FFR: Supporting Local Freelancers – FREE EVENT

Talk Tuesday April 9th 2019, 7:00 PM

The Frontline Freelance Register invites you to the Club for a discussion on the challenges of working as a local freelance journalist with their Mexico chapter coordinators, Andalusia Knoll and Rodrigo Cruz. We will also be joined by Katya Malofeyeva, who is overseeing the launch of the next country chapter in Ukraine. The panel will be moderated by founder member, journalist Ed Vulliamy.

Local journalists do the same work as their international colleagues – but often in more lonely and difficult circumstances. They cannot always just pack their bags once they have completed an assignment, or if they feel physically insecure. While standards and principles have been set that are the norm for international freelancers, their local counterparts are being left out of the conversation and behind in the established standards.

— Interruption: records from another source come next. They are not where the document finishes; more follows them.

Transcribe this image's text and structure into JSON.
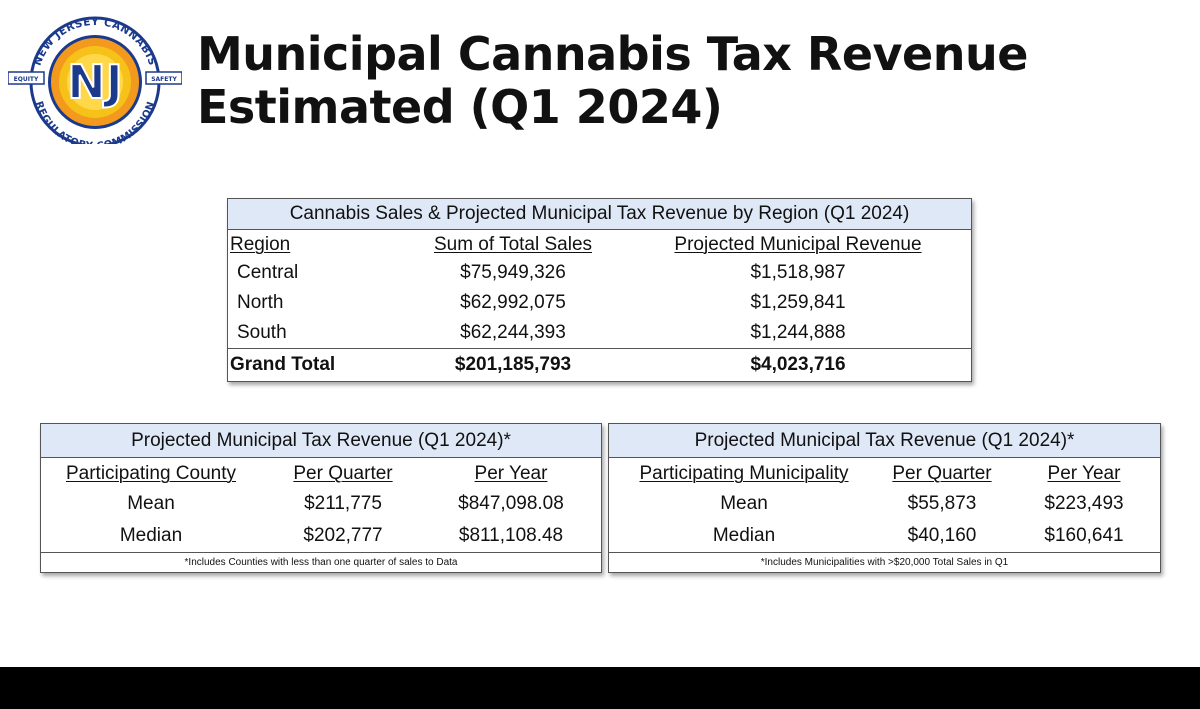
{
  "header": {
    "title_line1": "Municipal Cannabis Tax Revenue",
    "title_line2": "Estimated (Q1 2024)"
  },
  "logo": {
    "text_top": "NEW JERSEY CANNABIS",
    "text_bottom": "REGULATORY COMMISSION",
    "left_tag": "EQUITY",
    "right_tag": "SAFETY",
    "colors": {
      "navy": "#1b3a8c",
      "gold": "#f6c21a",
      "orange": "#f39a1e"
    }
  },
  "region_table": {
    "title": "Cannabis Sales & Projected Municipal Tax Revenue by Region (Q1 2024)",
    "columns": [
      "Region",
      "Sum of Total Sales",
      "Projected Municipal Revenue"
    ],
    "rows": [
      {
        "region": "Central",
        "sales": "$75,949,326",
        "revenue": "$1,518,987"
      },
      {
        "region": "North",
        "sales": "$62,992,075",
        "revenue": "$1,259,841"
      },
      {
        "region": "South",
        "sales": "$62,244,393",
        "revenue": "$1,244,888"
      }
    ],
    "total": {
      "label": "Grand Total",
      "sales": "$201,185,793",
      "revenue": "$4,023,716"
    }
  },
  "county_table": {
    "title": "Projected Municipal Tax Revenue  (Q1 2024)*",
    "columns": [
      "Participating County",
      "Per Quarter",
      "Per Year"
    ],
    "rows": [
      {
        "label": "Mean",
        "quarter": "$211,775",
        "year": "$847,098.08"
      },
      {
        "label": "Median",
        "quarter": "$202,777",
        "year": "$811,108.48"
      }
    ],
    "note": "*Includes Counties with less than one quarter of sales to Data"
  },
  "municipality_table": {
    "title": "Projected Municipal Tax Revenue  (Q1 2024)*",
    "columns": [
      "Participating Municipality",
      "Per Quarter",
      "Per Year"
    ],
    "rows": [
      {
        "label": "Mean",
        "quarter": "$55,873",
        "year": "$223,493"
      },
      {
        "label": "Median",
        "quarter": "$40,160",
        "year": "$160,641"
      }
    ],
    "note": "*Includes Municipalities with >$20,000 Total Sales in Q1"
  },
  "colors": {
    "table_header_bg": "#dfe8f6",
    "bottom_bar": "#000000"
  }
}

In 2013 the Frontline Club Charitable Trust, in collaboration with a group of international freelance journalists, established the Frontline Freelance Register to be a representative body advocating for their safety and better welfare. Now, FCCT is launching individual country chapters to connect local freelancers to its network and to advocate by their side. FFR and the local freelance chapters will represent two groups from whom most of the worlds verified news about conflict originates. The country chapters will give local freelancers their own voice and allow them to operate and identify themselves as bona fide journalists.

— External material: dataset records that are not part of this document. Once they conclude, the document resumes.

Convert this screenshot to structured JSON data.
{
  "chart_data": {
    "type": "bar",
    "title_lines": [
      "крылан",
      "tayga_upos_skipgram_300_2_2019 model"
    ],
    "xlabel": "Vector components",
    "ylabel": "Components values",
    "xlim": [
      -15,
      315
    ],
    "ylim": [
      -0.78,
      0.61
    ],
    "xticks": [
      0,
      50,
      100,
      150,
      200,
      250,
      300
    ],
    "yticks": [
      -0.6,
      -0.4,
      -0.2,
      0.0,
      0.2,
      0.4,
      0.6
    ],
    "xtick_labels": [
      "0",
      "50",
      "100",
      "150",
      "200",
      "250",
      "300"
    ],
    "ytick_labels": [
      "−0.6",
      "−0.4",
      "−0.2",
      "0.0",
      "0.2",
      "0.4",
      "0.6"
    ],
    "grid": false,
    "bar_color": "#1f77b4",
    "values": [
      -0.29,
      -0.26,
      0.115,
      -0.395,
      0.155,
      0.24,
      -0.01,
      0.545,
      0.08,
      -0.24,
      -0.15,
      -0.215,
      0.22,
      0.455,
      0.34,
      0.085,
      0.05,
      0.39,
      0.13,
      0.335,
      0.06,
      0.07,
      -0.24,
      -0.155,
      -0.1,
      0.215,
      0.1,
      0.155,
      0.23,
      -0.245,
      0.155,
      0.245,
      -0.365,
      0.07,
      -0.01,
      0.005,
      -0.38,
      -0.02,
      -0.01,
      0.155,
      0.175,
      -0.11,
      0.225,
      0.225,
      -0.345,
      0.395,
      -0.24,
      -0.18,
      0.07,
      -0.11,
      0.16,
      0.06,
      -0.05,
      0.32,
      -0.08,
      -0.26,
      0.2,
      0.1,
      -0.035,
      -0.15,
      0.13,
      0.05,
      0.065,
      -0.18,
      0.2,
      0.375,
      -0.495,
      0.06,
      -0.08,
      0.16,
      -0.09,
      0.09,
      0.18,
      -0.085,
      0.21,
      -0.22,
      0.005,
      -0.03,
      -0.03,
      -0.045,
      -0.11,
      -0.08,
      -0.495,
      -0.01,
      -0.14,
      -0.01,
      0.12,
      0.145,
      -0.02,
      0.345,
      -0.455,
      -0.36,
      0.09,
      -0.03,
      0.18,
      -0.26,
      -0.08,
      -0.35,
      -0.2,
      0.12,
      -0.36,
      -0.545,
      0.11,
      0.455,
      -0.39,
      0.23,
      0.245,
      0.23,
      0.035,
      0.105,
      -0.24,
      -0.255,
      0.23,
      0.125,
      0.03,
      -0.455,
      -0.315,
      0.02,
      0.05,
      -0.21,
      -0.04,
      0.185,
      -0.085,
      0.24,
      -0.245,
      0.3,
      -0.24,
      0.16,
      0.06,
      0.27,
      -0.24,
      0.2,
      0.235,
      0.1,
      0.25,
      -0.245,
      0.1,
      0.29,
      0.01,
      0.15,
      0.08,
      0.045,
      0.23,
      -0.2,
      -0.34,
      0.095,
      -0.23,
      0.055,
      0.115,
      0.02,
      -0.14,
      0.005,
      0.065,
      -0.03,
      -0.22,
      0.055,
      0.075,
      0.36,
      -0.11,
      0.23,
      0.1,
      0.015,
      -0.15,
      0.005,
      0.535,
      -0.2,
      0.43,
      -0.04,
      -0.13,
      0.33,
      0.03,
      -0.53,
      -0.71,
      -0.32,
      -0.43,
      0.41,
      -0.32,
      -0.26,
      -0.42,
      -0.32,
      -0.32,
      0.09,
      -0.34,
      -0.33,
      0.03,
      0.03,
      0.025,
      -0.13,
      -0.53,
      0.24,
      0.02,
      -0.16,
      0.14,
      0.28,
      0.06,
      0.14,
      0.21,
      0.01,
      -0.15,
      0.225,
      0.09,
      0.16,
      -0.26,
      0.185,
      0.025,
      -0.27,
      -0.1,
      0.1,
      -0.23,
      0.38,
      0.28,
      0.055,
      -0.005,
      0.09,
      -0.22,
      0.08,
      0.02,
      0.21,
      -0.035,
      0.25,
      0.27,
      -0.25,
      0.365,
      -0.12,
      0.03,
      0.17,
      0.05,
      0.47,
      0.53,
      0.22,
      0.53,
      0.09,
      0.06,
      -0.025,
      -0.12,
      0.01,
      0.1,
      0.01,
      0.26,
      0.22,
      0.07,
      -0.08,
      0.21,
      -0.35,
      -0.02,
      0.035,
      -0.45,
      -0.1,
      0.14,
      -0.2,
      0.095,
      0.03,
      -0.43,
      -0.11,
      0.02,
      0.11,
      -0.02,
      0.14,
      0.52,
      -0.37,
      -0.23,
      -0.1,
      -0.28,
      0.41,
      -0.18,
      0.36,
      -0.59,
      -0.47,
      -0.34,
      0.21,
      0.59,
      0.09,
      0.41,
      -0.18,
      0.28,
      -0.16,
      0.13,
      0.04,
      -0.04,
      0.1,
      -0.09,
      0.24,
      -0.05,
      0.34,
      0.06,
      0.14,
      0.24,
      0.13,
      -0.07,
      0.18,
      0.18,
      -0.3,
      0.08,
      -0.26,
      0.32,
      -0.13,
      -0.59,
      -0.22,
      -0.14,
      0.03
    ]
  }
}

The first country chapter that has been established is in Mexico, which officially launched last week in Mexico City. Frontline Freelance Mexico is a sister organisation to FFR, which was created after the assassinations and kidnappings of freelance journalists in war zones like Syria, Libya and Iraq. In Mexico, there is no declared war, but violence is on a comparable scale, making it one of the most deadly countries for press worldwide. In the last 19 years, at least 124 journalists have been murdered, including four since the new federal administration took office in December, according to the press freedom organization Article 19.

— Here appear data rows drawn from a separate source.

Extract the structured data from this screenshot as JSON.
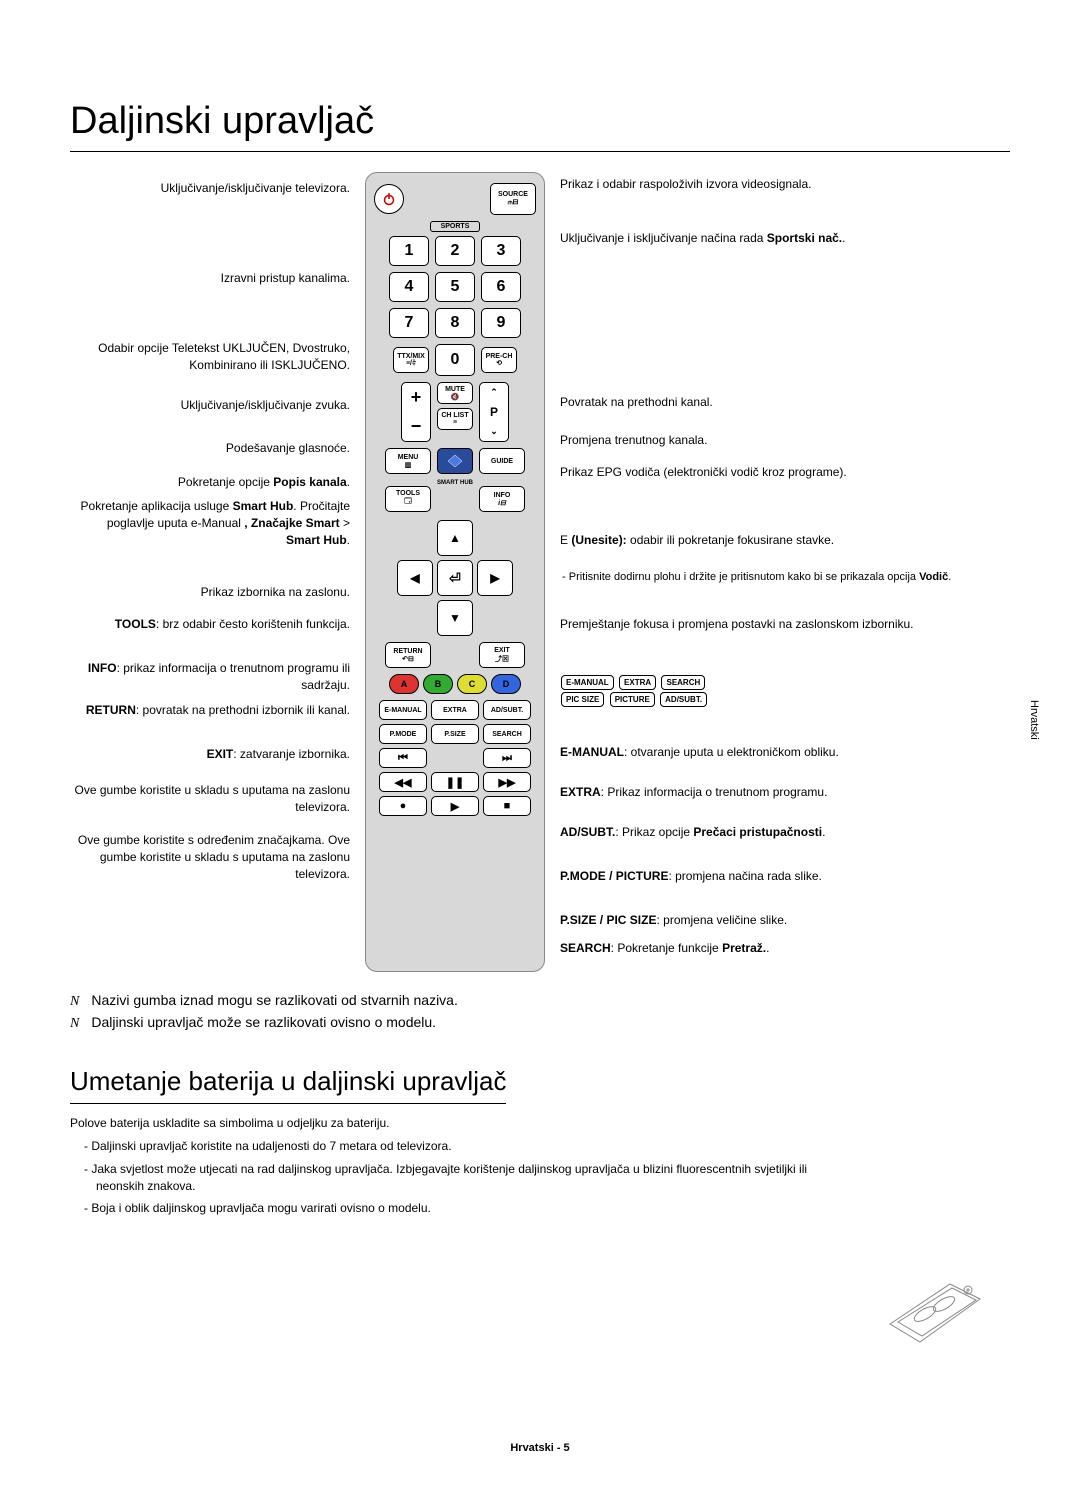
{
  "title": "Daljinski upravljač",
  "left": {
    "power": "Uključivanje/isključivanje televizora.",
    "channels": "Izravni pristup kanalima.",
    "ttx": "Odabir opcije Teletekst UKLJUČEN, Dvostruko, Kombinirano ili ISKLJUČENO.",
    "mute": "Uključivanje/isključivanje zvuka.",
    "volume": "Podešavanje glasnoće.",
    "chlist_html": "Pokretanje opcije <b>Popis kanala</b>.",
    "smarthub_html": "Pokretanje aplikacija usluge <b>Smart Hub</b>. Pročitajte poglavlje uputa e-Manual <b>, Značajke Smart</b> > <b>Smart Hub</b>.",
    "menu": "Prikaz izbornika na zaslonu.",
    "tools_html": "<b>TOOLS</b>: brz odabir često korištenih funkcija.",
    "info_html": "<b>INFO</b>: prikaz informacija o trenutnom programu ili sadržaju.",
    "return_html": "<b>RETURN</b>: povratak na prethodni izbornik ili kanal.",
    "exit_html": "<b>EXIT</b>: zatvaranje izbornika.",
    "abcd": "Ove gumbe koristite u skladu s uputama na zaslonu televizora.",
    "media": "Ove gumbe koristite s određenim značajkama. Ove gumbe koristite u skladu s uputama na zaslonu televizora."
  },
  "right": {
    "source": "Prikaz i odabir raspoloživih izvora videosignala.",
    "sports_html": "Uključivanje i isključivanje načina rada <b>Sportski nač.</b>.",
    "prech": "Povratak na prethodni kanal.",
    "ch": "Promjena trenutnog kanala.",
    "guide": "Prikaz EPG vodiča (elektronički vodič kroz programe).",
    "enter_html": "E <b>(Unesite):</b> odabir ili pokretanje fokusirane stavke.",
    "enter_sub_html": "Pritisnite dodirnu plohu i držite je pritisnutom kako bi se prikazala opcija <b>Vodič</b>.",
    "arrows": "Premještanje fokusa i promjena postavki na zaslonskom izborniku.",
    "emanual_html": "<b>E-MANUAL</b>: otvaranje uputa u elektroničkom obliku.",
    "extra_html": "<b>EXTRA</b>: Prikaz informacija o trenutnom programu.",
    "adsubt_html": "<b>AD/SUBT.</b>: Prikaz opcije <b>Prečaci pristupačnosti</b>.",
    "pmode_html": "<b>P.MODE / PICTURE</b>: promjena načina rada slike.",
    "psize_html": "<b>P.SIZE / PIC SIZE</b>: promjena veličine slike.",
    "search_html": "<b>SEARCH</b>: Pokretanje funkcije <b>Pretraž.</b>."
  },
  "remote": {
    "source": "SOURCE",
    "sports": "SPORTS",
    "numbers": [
      "1",
      "2",
      "3",
      "4",
      "5",
      "6",
      "7",
      "8",
      "9",
      "0"
    ],
    "ttxmix": "TTX/MIX",
    "prech_btn": "PRE-CH",
    "mute_btn": "MUTE",
    "chlist_btn": "CH LIST",
    "menu_btn": "MENU",
    "guide_btn": "GUIDE",
    "smarthub_btn": "SMART HUB",
    "tools_btn": "TOOLS",
    "info_btn": "INFO",
    "return_btn": "RETURN",
    "exit_btn": "EXIT",
    "abcd": [
      "A",
      "B",
      "C",
      "D"
    ],
    "row1": [
      "E-MANUAL",
      "EXTRA",
      "AD/SUBT."
    ],
    "row2": [
      "P.MODE",
      "P.SIZE",
      "SEARCH"
    ],
    "alt_row1": [
      "E-MANUAL",
      "EXTRA",
      "SEARCH"
    ],
    "alt_row2": [
      "PIC SIZE",
      "PICTURE",
      "AD/SUBT."
    ]
  },
  "notes": {
    "n1": "Nazivi gumba iznad mogu se razlikovati od stvarnih naziva.",
    "n2": "Daljinski upravljač može se razlikovati ovisno o modelu."
  },
  "battery": {
    "heading": "Umetanje baterija u daljinski upravljač",
    "intro": "Polove baterija uskladite sa simbolima u odjeljku za bateriju.",
    "b1": "Daljinski upravljač koristite na udaljenosti do 7 metara od televizora.",
    "b2": "Jaka svjetlost može utjecati na rad daljinskog upravljača. Izbjegavajte korištenje daljinskog upravljača u blizini fluorescentnih svjetiljki ili neonskih znakova.",
    "b3": "Boja i oblik daljinskog upravljača mogu varirati ovisno o modelu."
  },
  "side_tab": "Hrvatski",
  "footer": "Hrvatski - 5"
}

Frontline Freelance Mexico already has over 60 members signed up who based across 16 states, including Veracruz, Guerrero, Sinaloa, Chihuahua, Michoacán, Guanajuato and other areas where journalists face significant dangers.

Chair

Ed Vulliamy is a journalist and author who has worked more than 30 years as a staff international reporter with the Guardian and Observer newspapers of London. He won all major awards in British journalism for his coverage of the Balkan wars between 1991-5, and discovered the gulag of concentration camps operated by the Bosnian Serbs in the Northwest Krajina region of Bosnia. As a result, he became the first reporter to testify at a war crimes tribunal since those at Nuremberg, giving evidence in nine trials at the ICTY in The Hague. He currently specialises in narco-traffic, winning the 2013 Ryszard Kapuski Prize for Literary Reportage for his “Amexica: War Along The Borderline” and was shortlisted for the same prize in 2016 for “The War Is Dead Long Live the War, Bosnia: The Reckoning”. Vulliamy is currently producing a film on the Colombian peace process and writing a book on banks that launder the profits of drug trafficking. His most recent publication is a memoir through music, “When Words Fail: A Life With Music, War and Peace”.